D’autres entreprises, plus petites, regardent dans cette direction. D’autres encore, plus grandes ainsi que des services publics sont eux aussi concernés par ces initiatives, sans que le ministre du « redressement productif » ne fasse guère plus que de gloser sur la troisième révolution industrielle. Pourtant, la seule façon de sauver l’emploi, l’industrie et de faire reculer la main bien visible du patronat, c’est d’aider à la récupération des entreprises abandonnées, liquidées, mal gérées, socialement et écologiquement mal orientées par leurs propriétaires. Une proposition de loi a été déposée au Sénat sur la reprise des entreprises par les salariés. Ceci  va dans le bon sens. la gauche est majoritaire dans les deux chambres parlementaires, on voit mal ce qui empêcherait l’adoption d’un tel projet.

En exigeant qu’Unilever leur garantisse des revenus pendant une certaine période, les Fralib montrent la voie. Garantir les revenus des salariés qui reprennent leurs entreprises en taxant les grands groupes capitalistes, voilà une tâche à laquelle le ministère de l’Économie sociale et solidaire devrait s’atteler s’il voulait  permettre que cette forme d’économie devienne la norme et supplante les entreprises de capitaux.

Il semble que rien n’aurait changé depuis que le vieil Engels disait en 1884 à une certaine gauche hésitante :

« Comme vous nous demandez des propositions positives […] nous répondons :placez donc les travailleurs et la bourgeoisie sur un pied d’égalité.

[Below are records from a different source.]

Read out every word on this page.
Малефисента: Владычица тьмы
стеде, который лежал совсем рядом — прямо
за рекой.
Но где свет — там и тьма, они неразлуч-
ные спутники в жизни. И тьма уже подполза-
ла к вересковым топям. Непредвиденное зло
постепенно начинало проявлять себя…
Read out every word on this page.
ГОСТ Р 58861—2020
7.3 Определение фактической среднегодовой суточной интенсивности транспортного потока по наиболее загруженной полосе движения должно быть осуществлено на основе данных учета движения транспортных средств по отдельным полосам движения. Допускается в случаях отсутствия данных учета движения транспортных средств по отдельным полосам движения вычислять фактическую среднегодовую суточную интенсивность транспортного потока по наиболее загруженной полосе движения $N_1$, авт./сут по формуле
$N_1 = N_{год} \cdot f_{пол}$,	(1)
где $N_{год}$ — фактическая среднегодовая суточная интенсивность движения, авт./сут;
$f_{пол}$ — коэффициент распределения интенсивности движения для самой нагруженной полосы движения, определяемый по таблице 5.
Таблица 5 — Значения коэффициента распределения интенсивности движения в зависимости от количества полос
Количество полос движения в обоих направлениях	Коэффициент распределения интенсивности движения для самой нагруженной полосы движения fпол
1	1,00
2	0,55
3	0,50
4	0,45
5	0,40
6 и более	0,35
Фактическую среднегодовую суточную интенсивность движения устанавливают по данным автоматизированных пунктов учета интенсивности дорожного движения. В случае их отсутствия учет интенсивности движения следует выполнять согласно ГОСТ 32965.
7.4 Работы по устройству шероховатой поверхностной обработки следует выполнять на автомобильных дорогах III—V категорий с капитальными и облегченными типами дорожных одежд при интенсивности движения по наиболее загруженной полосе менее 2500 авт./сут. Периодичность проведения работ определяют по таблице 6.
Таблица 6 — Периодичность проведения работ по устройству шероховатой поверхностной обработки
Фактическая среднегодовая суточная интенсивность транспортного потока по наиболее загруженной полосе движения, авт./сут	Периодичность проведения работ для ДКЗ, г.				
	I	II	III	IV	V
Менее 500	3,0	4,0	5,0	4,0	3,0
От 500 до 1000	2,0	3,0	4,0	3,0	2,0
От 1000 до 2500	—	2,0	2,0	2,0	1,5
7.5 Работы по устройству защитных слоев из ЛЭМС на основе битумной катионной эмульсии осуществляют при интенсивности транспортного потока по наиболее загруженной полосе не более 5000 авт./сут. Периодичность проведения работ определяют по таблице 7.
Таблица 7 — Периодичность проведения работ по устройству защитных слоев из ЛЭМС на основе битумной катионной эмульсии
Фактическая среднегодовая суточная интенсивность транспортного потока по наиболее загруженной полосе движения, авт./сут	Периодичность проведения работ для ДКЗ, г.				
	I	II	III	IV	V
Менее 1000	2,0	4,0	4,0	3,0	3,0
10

Pour chaque million que vous tirez directement ou indirectement de la poche du travailleur pour le fourrer dans celle du bourgeois, vous donnerez un million aux travailleurs ; de même pour le crédit de l’État. Donc quelque chose du genre suivant […] :

1° Octroi de subventions et d’avances aux coopératives ouvrières […]:  acheter et gérer en coopération des fabriques, etc., dont les propriétaires ont fermé les portes en temps de crise ou en raison de faillites, et commencer ainsi le passage graduel de toute la production aux entreprises coopératives.

2° Donner la priorité aux coopératives plutôt qu’aux capitalistes et à leurs associations lors des adjudications de travaux à conditions égales ; par conséquent, en principe, adjuger aux coopératives autant que possible tous les travaux publics.

3° Éliminer tous les obstacles légaux qui continuent à entraver le développement des coopératives libres […]

En demandant cela, vous exigez simplement que l’on considère le travailleur à l’égal du bourgeois ; et si les cadeaux offerts aux bourgeois doivent accroître le niveau de l’industrie, ceux que l’on accorde aux travailleurs le feront encore bien plus. »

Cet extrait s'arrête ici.